Respiratory.--Nose dry. Tickling in throat-pit causes cough. Copious mucous discharge from nose and trachea. Dry, teasing cough, preventing sleep. Aggravated by pressure, talking, and especially by inspiring cool air and at night. Thin, watery, frothy expectoration by the mouthful: later, stringy and tough. Rawness of larynx and trachea. Soreness behind sternum, especially left side, in region of left shoulder. Raw pain under clavicle. Lump in throat.

Stool.--Brown, watery, diarrhoea early in morning, with cough, driving him out of bed. Valuable in advanced phthisis (Seneg; Puls; Lycop; Ars). Itching of anus, with sensation as of a stick in rectum. Piles.

Skin.--Intense itching of skin, especially of lower extremities; worse, exposure to cold air when undressing. Urticaria; contagious prurigo.

Modalities.--Worse, in evening, from inhaling cold air; left chest; uncovering.
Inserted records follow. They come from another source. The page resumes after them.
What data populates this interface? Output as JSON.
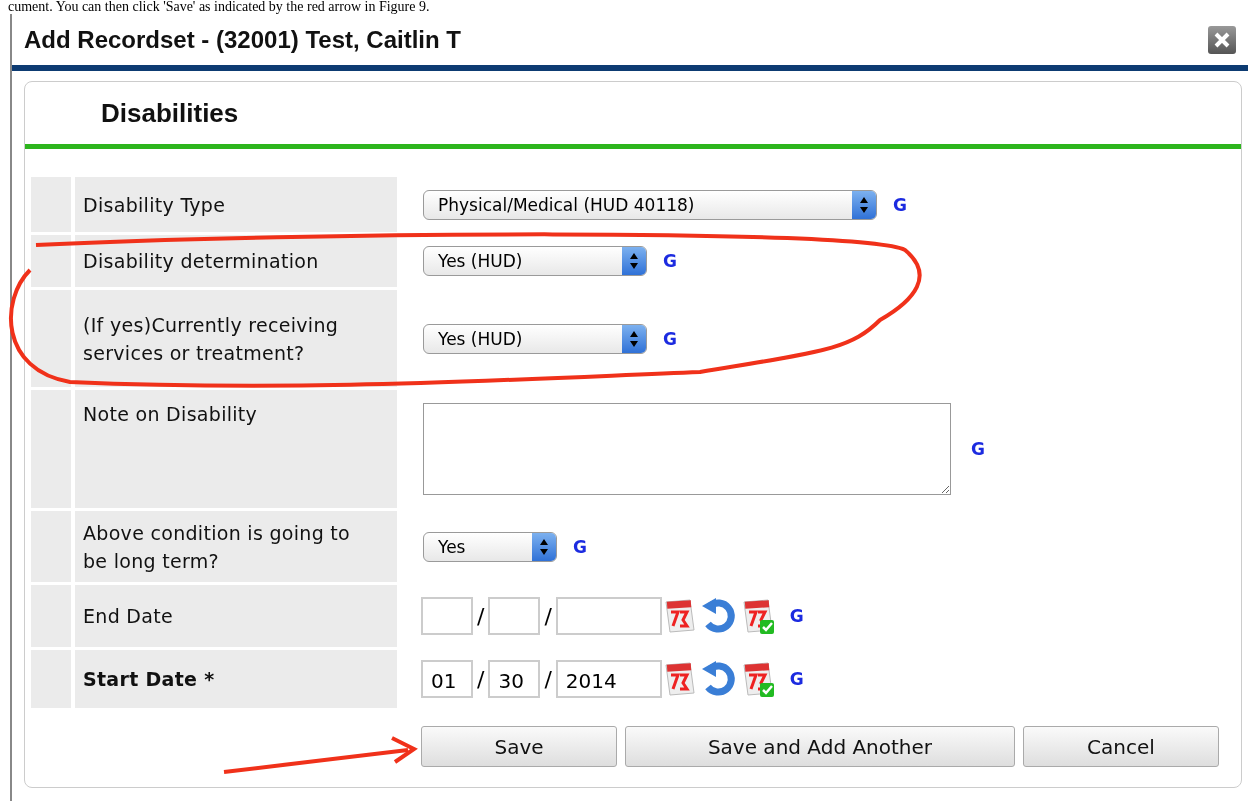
{
  "document_text": "cument.  You can then click 'Save' as indicated by the red arrow in Figure 9.",
  "dialog": {
    "title": "Add Recordset - (32001) Test, Caitlin T",
    "section_title": "Disabilities",
    "fields": [
      {
        "kind": "select",
        "label": "Disability Type",
        "value": "Physical/Medical (HUD 40118)",
        "hint": "G"
      },
      {
        "kind": "select",
        "label": "Disability determination",
        "value": "Yes (HUD)",
        "hint": "G"
      },
      {
        "kind": "select",
        "label": "(If yes)Currently receiving services or treatment?",
        "value": "Yes (HUD)",
        "hint": "G"
      },
      {
        "kind": "textarea",
        "label": "Note on Disability",
        "hint": "G"
      },
      {
        "kind": "select",
        "label": "Above condition is going to be long term?",
        "value": "Yes",
        "hint": "G"
      },
      {
        "kind": "date",
        "label": "End Date",
        "separators": [
          "/",
          "/"
        ],
        "hint": "G",
        "required": false
      },
      {
        "kind": "date",
        "label": "Start Date *",
        "month": "01",
        "day": "30",
        "year": "2014",
        "separators": [
          "/",
          "/"
        ],
        "hint": "G",
        "required": true
      }
    ],
    "buttons": [
      "Save",
      "Save and Add Another",
      "Cancel"
    ]
  }
}
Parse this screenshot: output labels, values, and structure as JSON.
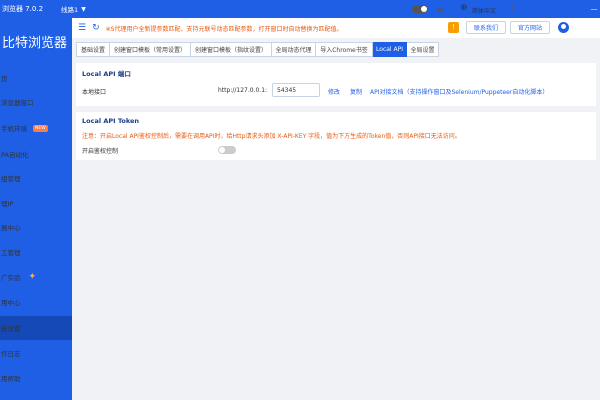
{
  "titlebar": {
    "app_title": "浏览器 7.0.2",
    "line_label": "线路1"
  },
  "sidebar": {
    "logo": "比特浏览器",
    "items": [
      {
        "label": "页"
      },
      {
        "label": "浏览器窗口"
      },
      {
        "label": "手机环境",
        "badge": "NEW"
      },
      {
        "label": "PA自动化"
      },
      {
        "label": "组管理"
      },
      {
        "label": "理IP"
      },
      {
        "label": "展中心"
      },
      {
        "label": "工管理"
      },
      {
        "label": "广实验"
      },
      {
        "label": "用中心"
      },
      {
        "label": "统设置"
      },
      {
        "label": "作日志"
      },
      {
        "label": "用帮助"
      }
    ]
  },
  "header": {
    "notice": "※S代理用户全新提参数匹配，支持元联号动态匹配参数，打开窗口时自动替换为匹配值。",
    "notice_badge": "!",
    "contact_btn": "联系我们",
    "website_btn": "官方网站",
    "language": "简体中文"
  },
  "tabs": [
    {
      "label": "基础设置"
    },
    {
      "label": "创建窗口模板（常用设置）"
    },
    {
      "label": "创建窗口模板（指纹设置）"
    },
    {
      "label": "全局动态代理"
    },
    {
      "label": "导入Chrome书签"
    },
    {
      "label": "Local API",
      "active": true
    },
    {
      "label": "全局设置"
    }
  ],
  "local_api": {
    "title": "Local API 端口",
    "port_label": "本地接口",
    "url_prefix": "http://127.0.0.1:",
    "port_value": "54345",
    "modify": "修改",
    "copy": "复制",
    "docs_link": "API对接文档（支持操作窗口及Selenium/Puppeteer自动化脚本）"
  },
  "token": {
    "title": "Local API Token",
    "warning": "注意：开启Local API鉴权控制后，需要在调用API时，给Http请求头添加 X-API-KEY 字段，值为下方生成的Token值，否则API接口无法访问。",
    "auth_label": "开启鉴权控制",
    "auth_enabled": false
  },
  "colors": {
    "brand": "#1f5fe6",
    "warning": "#e8590c"
  }
}
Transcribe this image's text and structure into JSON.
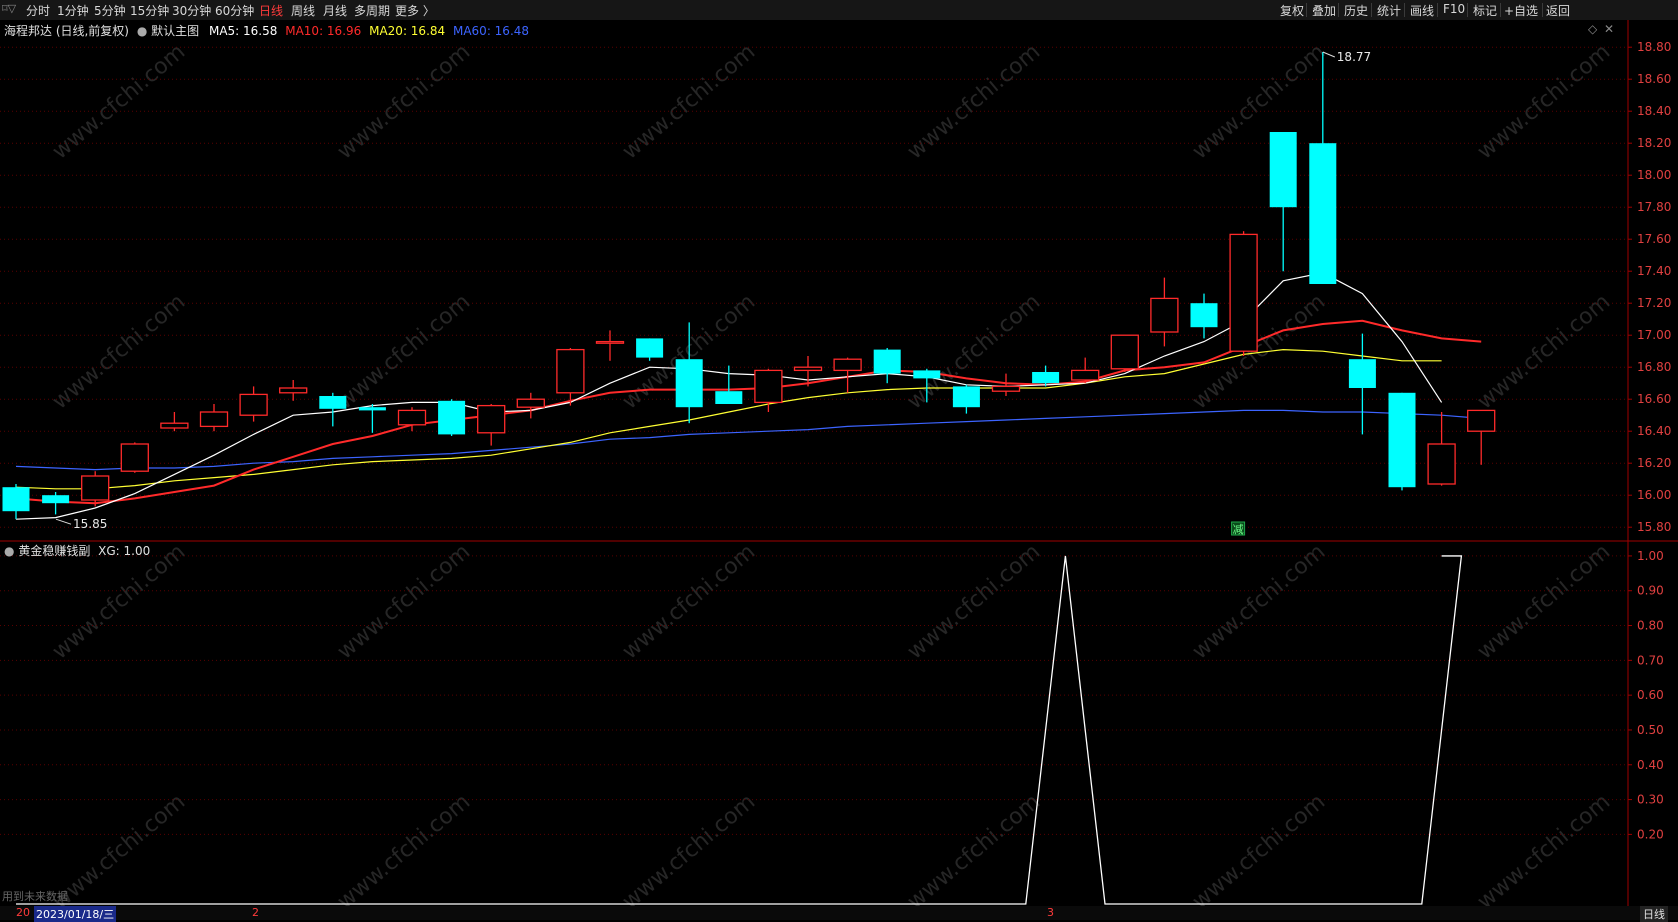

Relationship.--Compare: Caust; Sulph; Bell; Rumex contains chrysophanic acid to which the skin symptoms correspond. Rumex acetosa-Sheep sorrel--(Gathered in June and dried, used locally for Epithelioma of face (Cowperthwaite). Dry, unremitting short cough, and violent pains in the bowels; uvula elongated; inflammation of oesophagus; also cancer); Rumex obtusifolius-Lapathum-Broad-leaf dock--(nosebleed and headache following; pain in kidneys; leucorrhoea).

Dose.--Third to sixth potency.

Lectures on Homoeopathic Materia Medica, James Tyler Kent

Rumex, the yellow dock, is a neglected remedy, and one that has been only partially proved.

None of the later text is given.